Pour Bako, dans cette affaire on ne peut pas parler de coup d’Etat. En conséquence, "Vous devez nous libérer. Je sais que le président du tribunal est d’accord, que les juges assesseurs sont d’accord,que le commissaire du gouvernement est d’accord et que le public qui suit ce procès est d’accord, que tout le peuple est d’accord. Libérez-nous". Etant diacre dans l’église du pasteur Paré, le sergent-chef Bako a souhaité au tribunal "Que Dieu soit avec vous lors des délibérations. Amen !". Prière entendu dans la mesure où il a pris 16 mois avec sursis.

Le sergent Kambou Jean Claude, qui sera acquitté quelques heures plus tard, a estimé avoir tiré assez de leçons en prison, mais il ne compte plus y retourner "si jamais la justice est dite".

De son côté, le caporal Bassolet Bassana, qui allait écoper de cinq ans de prison ferme, a pleuré sur le sort de ses enfants. "Quand je pense à eux, je pleure.
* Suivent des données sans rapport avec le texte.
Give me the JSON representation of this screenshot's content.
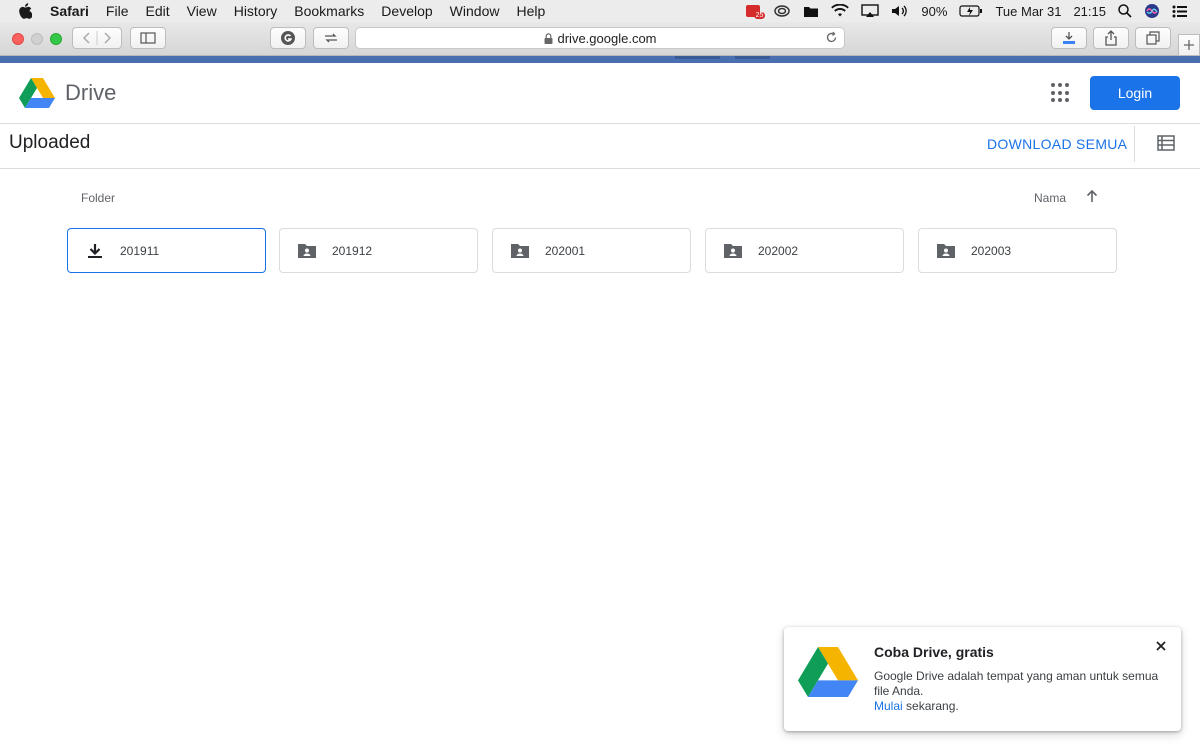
{
  "menubar": {
    "items": [
      "Safari",
      "File",
      "Edit",
      "View",
      "History",
      "Bookmarks",
      "Develop",
      "Window",
      "Help"
    ],
    "status": {
      "badge": "25",
      "battery": "90%",
      "date": "Tue Mar 31",
      "time": "21:15"
    }
  },
  "browser": {
    "url": "drive.google.com"
  },
  "header": {
    "logo_text": "Drive",
    "login_label": "Login"
  },
  "subheader": {
    "title": "Uploaded",
    "download_all": "DOWNLOAD SEMUA"
  },
  "content": {
    "section_label": "Folder",
    "sort_label": "Nama",
    "folders": [
      {
        "name": "201911",
        "icon": "download-icon"
      },
      {
        "name": "201912",
        "icon": "shared-folder-icon"
      },
      {
        "name": "202001",
        "icon": "shared-folder-icon"
      },
      {
        "name": "202002",
        "icon": "shared-folder-icon"
      },
      {
        "name": "202003",
        "icon": "shared-folder-icon"
      }
    ]
  },
  "promo": {
    "title": "Coba Drive, gratis",
    "body": "Google Drive adalah tempat yang aman untuk semua file Anda.",
    "link": "Mulai",
    "suffix": " sekarang."
  },
  "colors": {
    "accent": "#1a73e8",
    "drive_green": "#0f9d58",
    "drive_yellow": "#f4b400",
    "drive_blue": "#4285f4"
  }
}
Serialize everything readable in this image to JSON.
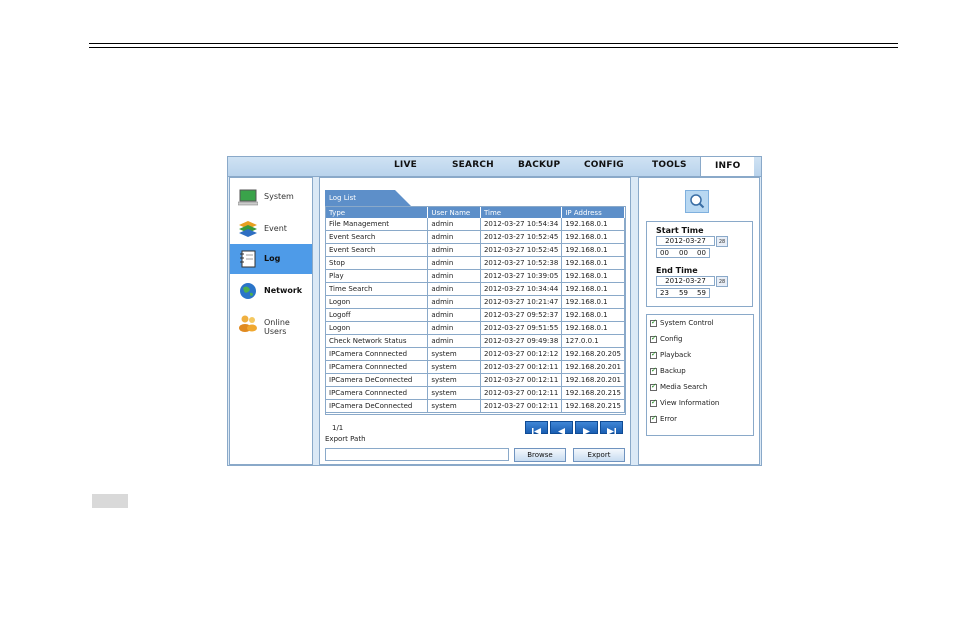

Si mes enfants étaient des filles, je serais moins triste parce qu’elles peuvent avoir des maris, mais mes trois enfants sont tous des garçons".

Les sergents-chefs Zalla Souleymane et Konfé Abdoulaye ainsi que le soldat de 1re classe Onadja Adjima ont refusé de s’exprimer, préférant se contenter de ce que leurs conseils ont dit.